In December 2008, Ben Bernanke, then chairman of the Federal Reserve, faced the worst economic downturn since the Great Depression and decided that the best response to the crisis was to adopt the unprecedented 0% Federal Funds rate.
The Federal Reserve said in its historic statement: In particular, the committee anticipates that weak economic conditions are likely to warrant exceptionally low levels of the federal funds rate for some time.
"Some time" turned out to be seven years, as the Fed and current Chair Janet Yellen increased rates off 0% in December 2015. Even with the hike, the Fed rate is higher by just one-quarter of 1% and is likely to remain under 1% for some time.
America Leads the Way
The biggest target for stimulus is everyday people. Get people back in their jobs and they spend money and create wealth and drive the global economy forward.
Most data point to the fact that the average person is, in fact, doing better off than when the great experiment of low rates began.

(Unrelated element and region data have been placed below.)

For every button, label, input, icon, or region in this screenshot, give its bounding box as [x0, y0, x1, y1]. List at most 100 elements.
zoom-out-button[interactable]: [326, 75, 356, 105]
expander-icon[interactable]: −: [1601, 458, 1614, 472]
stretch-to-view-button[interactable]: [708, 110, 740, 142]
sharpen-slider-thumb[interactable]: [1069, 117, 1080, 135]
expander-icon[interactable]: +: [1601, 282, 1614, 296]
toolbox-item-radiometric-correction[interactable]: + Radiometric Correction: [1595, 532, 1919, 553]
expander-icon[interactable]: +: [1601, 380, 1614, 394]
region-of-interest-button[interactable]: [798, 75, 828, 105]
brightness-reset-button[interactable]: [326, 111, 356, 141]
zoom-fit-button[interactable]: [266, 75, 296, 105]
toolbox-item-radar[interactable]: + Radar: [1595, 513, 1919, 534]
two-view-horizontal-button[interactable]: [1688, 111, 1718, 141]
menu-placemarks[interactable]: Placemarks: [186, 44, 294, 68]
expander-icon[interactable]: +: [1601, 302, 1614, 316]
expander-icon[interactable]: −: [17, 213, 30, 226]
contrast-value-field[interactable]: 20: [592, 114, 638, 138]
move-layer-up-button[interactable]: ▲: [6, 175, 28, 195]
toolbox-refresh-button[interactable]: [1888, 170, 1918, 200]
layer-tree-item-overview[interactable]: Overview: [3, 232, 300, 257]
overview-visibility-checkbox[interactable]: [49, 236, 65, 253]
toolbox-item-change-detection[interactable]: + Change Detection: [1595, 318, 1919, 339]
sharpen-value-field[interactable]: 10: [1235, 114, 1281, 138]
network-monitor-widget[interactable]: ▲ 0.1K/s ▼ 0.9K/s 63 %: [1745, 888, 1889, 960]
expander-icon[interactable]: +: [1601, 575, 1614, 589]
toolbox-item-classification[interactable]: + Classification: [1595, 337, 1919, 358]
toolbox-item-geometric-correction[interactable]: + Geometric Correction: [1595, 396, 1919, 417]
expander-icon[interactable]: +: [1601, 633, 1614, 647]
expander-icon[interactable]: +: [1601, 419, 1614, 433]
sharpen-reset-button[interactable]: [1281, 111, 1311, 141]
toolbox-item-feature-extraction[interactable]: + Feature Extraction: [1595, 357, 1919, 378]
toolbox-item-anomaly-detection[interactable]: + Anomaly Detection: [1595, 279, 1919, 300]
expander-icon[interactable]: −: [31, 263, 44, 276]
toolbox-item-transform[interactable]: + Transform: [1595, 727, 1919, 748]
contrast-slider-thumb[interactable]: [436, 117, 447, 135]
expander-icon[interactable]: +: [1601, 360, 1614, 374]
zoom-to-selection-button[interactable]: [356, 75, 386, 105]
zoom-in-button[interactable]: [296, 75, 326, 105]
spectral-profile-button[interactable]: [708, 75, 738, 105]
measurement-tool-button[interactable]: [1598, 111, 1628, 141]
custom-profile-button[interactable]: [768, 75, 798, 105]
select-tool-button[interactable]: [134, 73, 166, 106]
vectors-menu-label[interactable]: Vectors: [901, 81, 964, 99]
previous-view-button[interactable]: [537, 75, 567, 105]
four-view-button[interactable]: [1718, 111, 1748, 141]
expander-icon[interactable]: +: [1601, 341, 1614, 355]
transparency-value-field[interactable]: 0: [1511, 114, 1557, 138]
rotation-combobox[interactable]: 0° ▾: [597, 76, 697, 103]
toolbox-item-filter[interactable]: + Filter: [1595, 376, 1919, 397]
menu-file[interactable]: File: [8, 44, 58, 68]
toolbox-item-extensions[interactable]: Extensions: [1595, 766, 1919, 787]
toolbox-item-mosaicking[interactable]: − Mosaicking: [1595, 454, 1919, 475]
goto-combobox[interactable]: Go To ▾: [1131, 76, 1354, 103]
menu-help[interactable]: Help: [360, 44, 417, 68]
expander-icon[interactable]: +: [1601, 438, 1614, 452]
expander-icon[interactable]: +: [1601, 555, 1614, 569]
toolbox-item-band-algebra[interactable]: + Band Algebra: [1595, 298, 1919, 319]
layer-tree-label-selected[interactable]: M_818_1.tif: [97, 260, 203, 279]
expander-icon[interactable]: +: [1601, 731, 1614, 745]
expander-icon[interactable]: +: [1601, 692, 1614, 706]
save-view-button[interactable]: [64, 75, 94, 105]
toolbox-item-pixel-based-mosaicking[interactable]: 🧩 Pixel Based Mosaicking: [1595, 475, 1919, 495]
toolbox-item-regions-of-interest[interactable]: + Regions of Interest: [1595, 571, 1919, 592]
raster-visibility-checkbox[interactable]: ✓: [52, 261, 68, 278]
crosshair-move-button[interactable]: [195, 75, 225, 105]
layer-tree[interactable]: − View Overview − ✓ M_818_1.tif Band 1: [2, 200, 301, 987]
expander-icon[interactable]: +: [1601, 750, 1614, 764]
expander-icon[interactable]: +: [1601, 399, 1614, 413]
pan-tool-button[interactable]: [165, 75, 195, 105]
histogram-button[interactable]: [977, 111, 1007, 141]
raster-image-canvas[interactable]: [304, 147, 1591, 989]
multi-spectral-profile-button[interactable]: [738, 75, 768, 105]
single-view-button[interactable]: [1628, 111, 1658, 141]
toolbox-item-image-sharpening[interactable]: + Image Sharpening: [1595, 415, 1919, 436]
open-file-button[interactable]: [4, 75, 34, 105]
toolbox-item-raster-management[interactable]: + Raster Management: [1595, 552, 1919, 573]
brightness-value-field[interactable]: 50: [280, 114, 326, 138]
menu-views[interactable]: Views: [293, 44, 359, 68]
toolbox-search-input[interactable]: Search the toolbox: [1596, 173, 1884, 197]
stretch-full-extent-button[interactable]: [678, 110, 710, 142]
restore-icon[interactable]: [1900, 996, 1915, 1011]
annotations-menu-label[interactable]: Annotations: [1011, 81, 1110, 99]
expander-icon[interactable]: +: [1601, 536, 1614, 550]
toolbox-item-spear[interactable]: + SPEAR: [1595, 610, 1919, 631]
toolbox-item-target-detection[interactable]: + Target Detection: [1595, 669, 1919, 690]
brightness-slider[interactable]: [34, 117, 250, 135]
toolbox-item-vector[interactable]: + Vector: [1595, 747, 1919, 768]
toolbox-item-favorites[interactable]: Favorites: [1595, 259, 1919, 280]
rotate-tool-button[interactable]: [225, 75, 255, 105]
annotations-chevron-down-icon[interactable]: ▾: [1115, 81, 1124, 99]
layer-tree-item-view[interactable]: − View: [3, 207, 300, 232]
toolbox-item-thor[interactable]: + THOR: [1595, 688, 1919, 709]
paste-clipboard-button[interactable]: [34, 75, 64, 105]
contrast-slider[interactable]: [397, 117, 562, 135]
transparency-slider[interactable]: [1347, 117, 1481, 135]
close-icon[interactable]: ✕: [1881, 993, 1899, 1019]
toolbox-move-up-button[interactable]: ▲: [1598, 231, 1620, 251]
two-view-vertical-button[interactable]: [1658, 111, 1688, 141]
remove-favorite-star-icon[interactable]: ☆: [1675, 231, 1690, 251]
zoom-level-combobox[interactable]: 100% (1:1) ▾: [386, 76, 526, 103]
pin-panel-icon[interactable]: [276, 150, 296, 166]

According to Euromonitor, the global growth rate for both consumer expenditures and disposable income has rebounded from their troughs in 2009 to around 3% for each.
The labor market has responded as well as could be expected. The unemployment rate has fallen under 5%, the number of job openings is near record levels, and wage growth is picking up.
For many consumers the low interest rates have been a boon. Consumption by Americans has been one of the strongest economic stories of all, and has returned to prerecession levels. In these respects, the low interest rates have done exactly what they were designed to do.
However, the picture is not as rosy for many economies outside of the US.
Eurozone unemployment has stayed well above its pre-crisis low, and in Japan, the nominal GDP is just now returning to its average from before the crisis.
And although profits of companies in the US, Japan, Germany, and the UK initially rose to post-crisis highs—many businesses are still not investing in large, long-term projects. Investment by US companies is now declining on a year-over-year basis—which is a clue that executives are worried about the future.